Two carts, labeled cart 1 and cart 2, collide with one another on a horizontal, essentially frictionless track. How does the momentum of a cart change? What happens to the momentum of the system consisting of the two carts?

Let's use a subscript i for initial and f for final.

The momentum of cart 1 before the collision is p_1i.
The momentum of cart 1 after the collision is p_1f = p_1i +Dp₁.

The momentum of cart 2 before the collision is p_2i.
The momentum of cart 2 after the collision is p_2f = p_2i +Dp₂.

The total momentum of the system beforehand is p_1i + p_2i.

The total momentum of the system afterwards is p_1f + p_2f = p_1i + Dp₁ + p_2i +Dp₂.

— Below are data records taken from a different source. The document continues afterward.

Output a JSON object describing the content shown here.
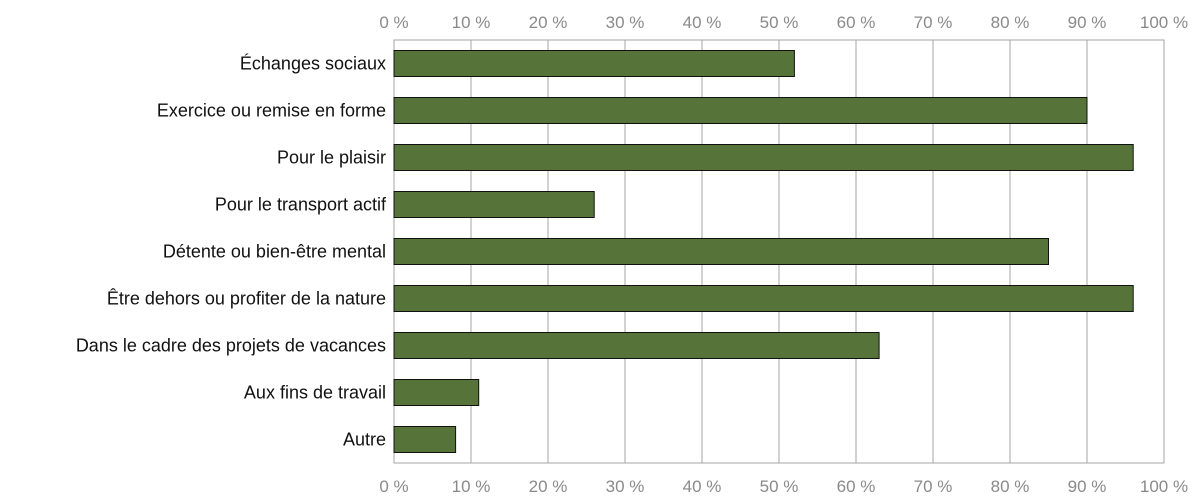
{
  "chart_data": {
    "type": "bar",
    "orientation": "horizontal",
    "categories": [
      "Échanges sociaux",
      "Exercice ou remise en forme",
      "Pour le plaisir",
      "Pour le transport actif",
      "Détente ou bien-être mental",
      "Être dehors ou profiter de la nature",
      "Dans le cadre des projets de vacances",
      "Aux fins de travail",
      "Autre"
    ],
    "values": [
      52,
      90,
      96,
      26,
      85,
      96,
      63,
      11,
      8
    ],
    "xlim": [
      0,
      100
    ],
    "x_ticks": [
      0,
      10,
      20,
      30,
      40,
      50,
      60,
      70,
      80,
      90,
      100
    ],
    "x_tick_labels": [
      "0 %",
      "10 %",
      "20 %",
      "30 %",
      "40 %",
      "50 %",
      "60 %",
      "70 %",
      "80 %",
      "90 %",
      "100 %"
    ],
    "x_axis_labels_position": "top and bottom",
    "grid": true,
    "bar_color": "#56743a",
    "title": "",
    "xlabel": "",
    "ylabel": ""
  }
}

Consider Dp₁, the change in momentum experienced by cart 1 in the collision. This comes from the force applied on cart 1 by cart 2 during the collision (it's the area under the force vs. time graph).

Similarly, Dp₂, the change in momentum experienced by cart 2 in the collision, comes from the force applied on cart 2 by cart 1 during the collision (it's the area under that force vs. time graph).

How do the areas under the force vs. time graphs compare?

Newton's Third Law tells us that the areas have equal magnitudes and opposite signs, so Dp₁ = -Dp₂.

The total momentum of the system beforehand is p_1i + p_2i.

The total momentum of the system afterwards is p_1f + p_2f = p_1i + Dp₁ + p_2i + Dp₂ = the total momentum of the system beforehand!

So, one implication of Newton's Third Law is that the momentum of an isolated system is conserved.